Although it’s a disappointment that Michael Schumacher will not return to F1 in the European Grand Prix, Ferrari’s second choice of replacement – Luca Badoer – is an interesting one.
Not everyone’s happy about it, though – Spanish motorsport federation president Carlos Gracia has criticised Ferrari’s decision to pick Badoer over their other test driver, Spaniard Marc Gene, who has more recent F1 experience:
It is one of the most absurd things that the people in charge of Ferrari have ever decided. I consider Gene to be better prepared and would have though that winning the Le Mans 24 Hours in June – the first time that a Spanish driver has shown himself capable of racing for victory in the race – would have been an important factor for Ferrari.
Gracia is probably worried about the consequences for the European Grand Prix at Valencia next week: ticket sales were already poor and the suspension of Fernando Alonso’s team won’t have helped. Now the return of Schumacher has turned out to be a false dawn and many of the thousands who rushed to buy tickets for the race in the past week may now cancel. Had Ferrari chosen Gene that might have been different.
Luca di Montezemolo described his decision to put Badoer in the car as a thank-you for Badoer’s 11 years as a Ferrari test driver – but did not indicate whether he would only race as a one-off:
We have therefore decided to give Luca Badoer the chance to race for the Scuderia after he has put in so many years of hard work as a test driver.
Luca di Montezemolo
Badoer was passed over for a substitute role in similar circumstances in 1999 when Schumacher was injured.
Badoer and the records
If he remains in the car for further races, with Felipe Massa unlikely to return for some time, he might get the chance to do something very special: become the first Italian to race for Ferrari at Monza since Ivan Capelli in 1992.

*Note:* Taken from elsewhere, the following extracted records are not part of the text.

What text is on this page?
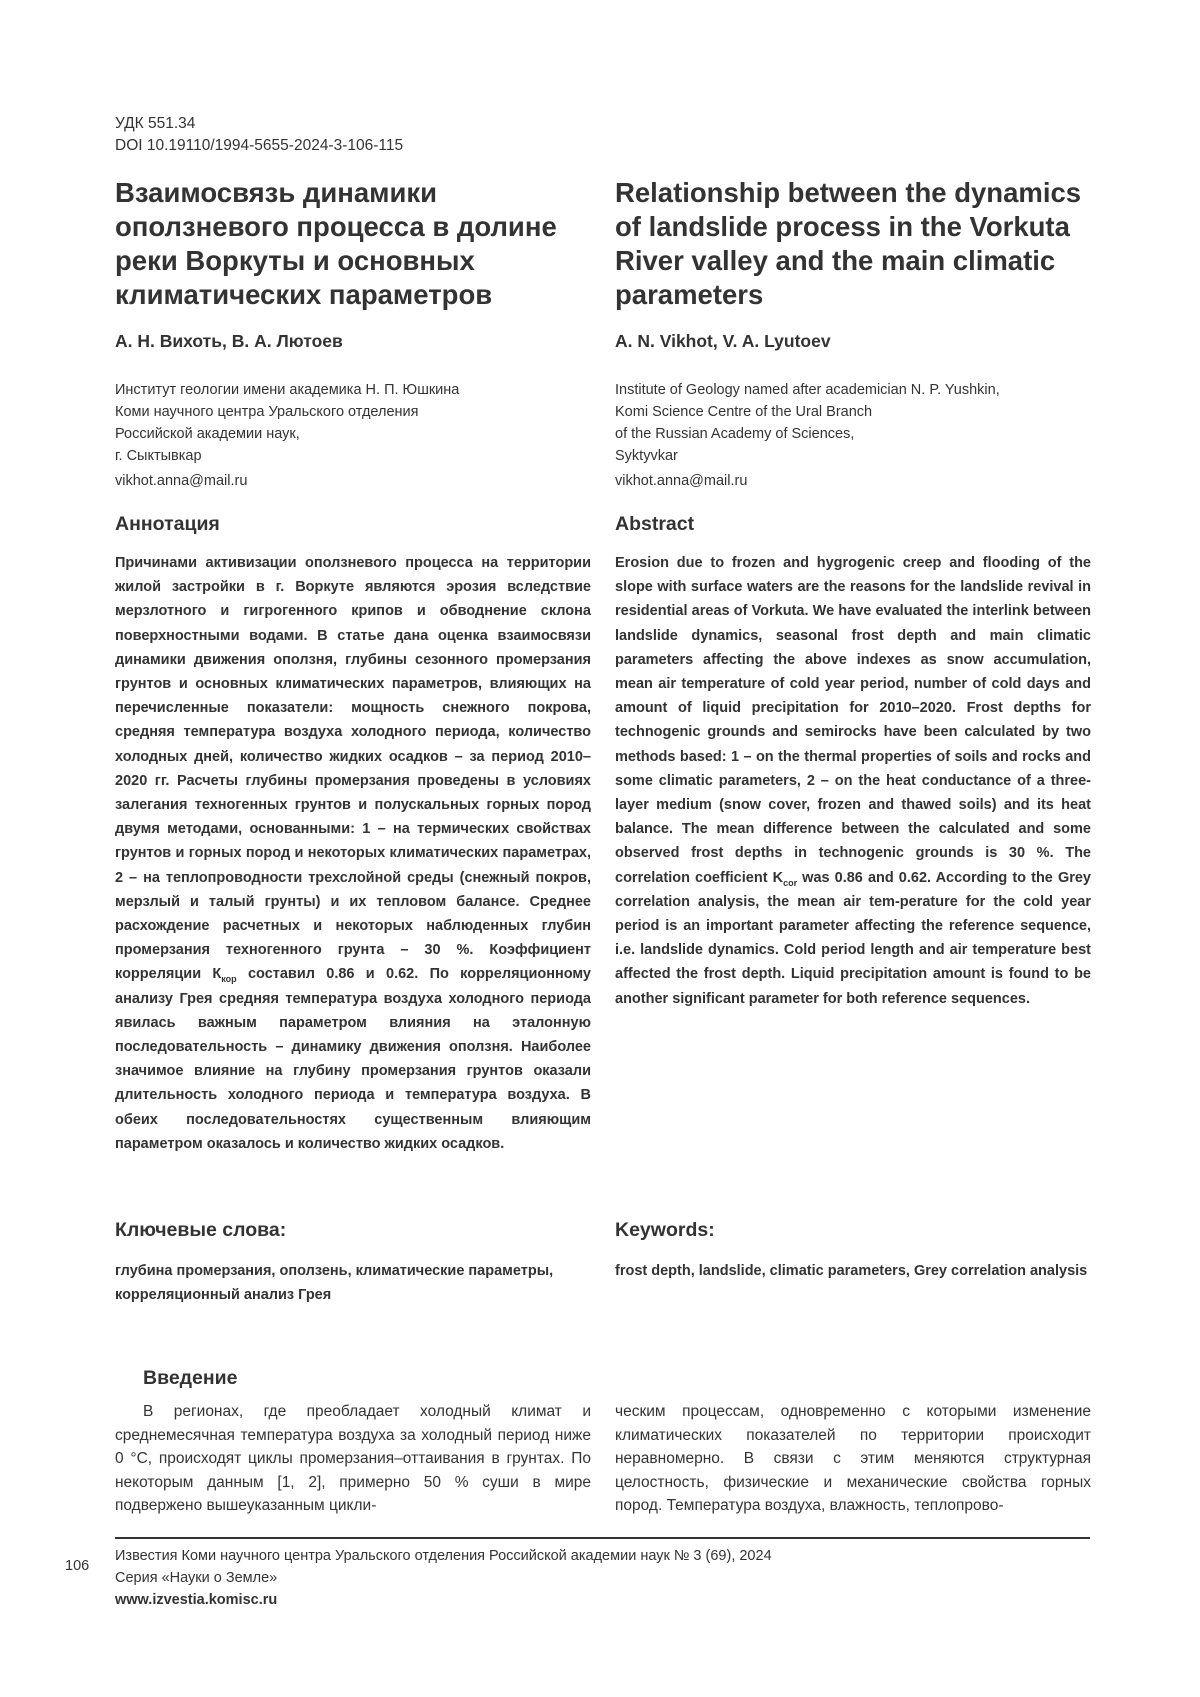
УДК 551.34
DOI 10.19110/1994-5655-2024-3-106-115
Взаимосвязь динамики оползневого процесса в долине реки Воркуты и основных климатических параметров
А. Н. Вихоть, В. А. Лютоев
Институт геологии имени академика Н. П. Юшкина
Коми научного центра Уральского отделения
Российской академии наук,
г. Сыктывкар
vikhot.anna@mail.ru
Аннотация
Причинами активизации оползневого процесса на территории жилой застройки в г. Воркуте являются эрозия вследствие мерзлотного и гигрогенного крипов и обводнение склона поверхностными водами. В статье дана оценка взаимосвязи динамики движения оползня, глубины сезонного промерзания грунтов и основных климатических параметров, влияющих на перечисленные показатели: мощность снежного покрова, средняя температура воздуха холодного периода, количество холодных дней, количество жидких осадков – за период 2010–2020 гг. Расчеты глубины промерзания проведены в условиях залегания техногенных грунтов и полускальных горных пород двумя методами, основанными: 1 – на термических свойствах грунтов и горных пород и некоторых климатических параметрах, 2 – на теплопроводности трехслойной среды (снежный покров, мерзлый и талый грунты) и их тепловом балансе. Среднее расхождение расчетных и некоторых наблюденных глубин промерзания техногенного грунта – 30 %. Коэффициент корреляции $К_{кор}$ составил 0.86 и 0.62. По корреляционному анализу Грея средняя температура воздуха холодного периода явилась важным параметром влияния на эталонную последовательность – динамику движения оползня. Наиболее значимое влияние на глубину промерзания грунтов оказали длительность холодного периода и температура воздуха. В обеих последовательностях существенным влияющим параметром оказалось и количество жидких осадков.
Ключевые слова:
глубина промерзания, оползень, климатические параметры, корреляционный анализ Грея
Relationship between the dynamics of landslide process in the Vorkuta River valley and the main climatic parameters
A. N. Vikhot, V. A. Lyutoev
Institute of Geology named after academician N. P. Yushkin,
Komi Science Centre of the Ural Branch
of the Russian Academy of Sciences,
Syktyvkar
vikhot.anna@mail.ru
Abstract
Erosion due to frozen and hygrogenic creep and flooding of the slope with surface waters are the reasons for the landslide revival in residential areas of Vorkuta. We have evaluated the interlink between landslide dynamics, seasonal frost depth and main climatic parameters affecting the above indexes as snow accumulation, mean air temperature of cold year period, number of cold days and amount of liquid precipitation for 2010–2020. Frost depths for technogenic grounds and semirocks have been calculated by two methods based: 1 – on the thermal properties of soils and rocks and some climatic parameters, 2 – on the heat conductance of a three-layer medium (snow cover, frozen and thawed soils) and its heat balance. The mean difference between the calculated and some observed frost depths in technogenic grounds is 30 %. The correlation coefficient $K_{cor}$ was 0.86 and 0.62. According to the Grey correlation analysis, the mean air tem-perature for the cold year period is an important parameter affecting the reference sequence, i.e. landslide dynamics. Cold period length and air temperature best affected the frost depth. Liquid precipitation amount is found to be another significant parameter for both reference sequences.
Keywords:
frost depth, landslide, climatic parameters, Grey correlation analysis
Введение
В регионах, где преобладает холодный климат и среднемесячная температура воздуха за холодный период ниже 0 °C, происходят циклы промерзания–оттаивания в грунтах. По некоторым данным [1, 2], примерно 50 % суши в мире подвержено вышеуказанным цикли-
ческим процессам, одновременно с которыми изменение климатических показателей по территории происходит неравномерно. В связи с этим меняются структурная целостность, физические и механические свойства горных пород. Температура воздуха, влажность, теплопрово-
106
Известия Коми научного центра Уральского отделения Российской академии наук № 3 (69), 2024
Серия «Науки о Земле»
www.izvestia.komisc.ru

The Italian Grand Prix at Monza is on September 13th. The last Italian to race for Ferrari at an Italian round of the world championship was Nicola Larini at Imola in 1994.
There are some other interesting records attached to Badoer. He is currently the driver to have competed in the most races without scoring a point. He started 49 events between 1993 and 1999. Brett Lunger is second with no points from 34 starts.
He made his debut in the hopeless Ferrari-engined Lola of 1993. The car was entered by the Scuderia Italia team, who packed up before the end of the season. Badoer did manage to drag the car to seventh at Imola in 1993 – but there were no points for seventh back then.
His tour of Italy’s least successful F1 teams continued with Minardi (1995) and Forti (1996). He returned to Minardi in 1999, dovetailing his race programme with test duties for Ferrari. Badoer is still best-remembered for bursting into tears after his Minardi broke down while he lay fourth in the 1999 European Grand Prix at the Nurburgring.
When Badoer, 38, returns to racing at Valencia it will be nine years, nine months and 24 days since his last Grand Prix at Suzuka in 1999. That will be the second longest ever gap between consecutive appearances for an F1 driver, beaten only by Jan Lammers. The Dutchman returned after an absence of ten years and three months when he raced for March at Suzuka in 1992.
Having not competed for so long there will inevitably be doubts over how well Badoer will perform. How do you think he will get on?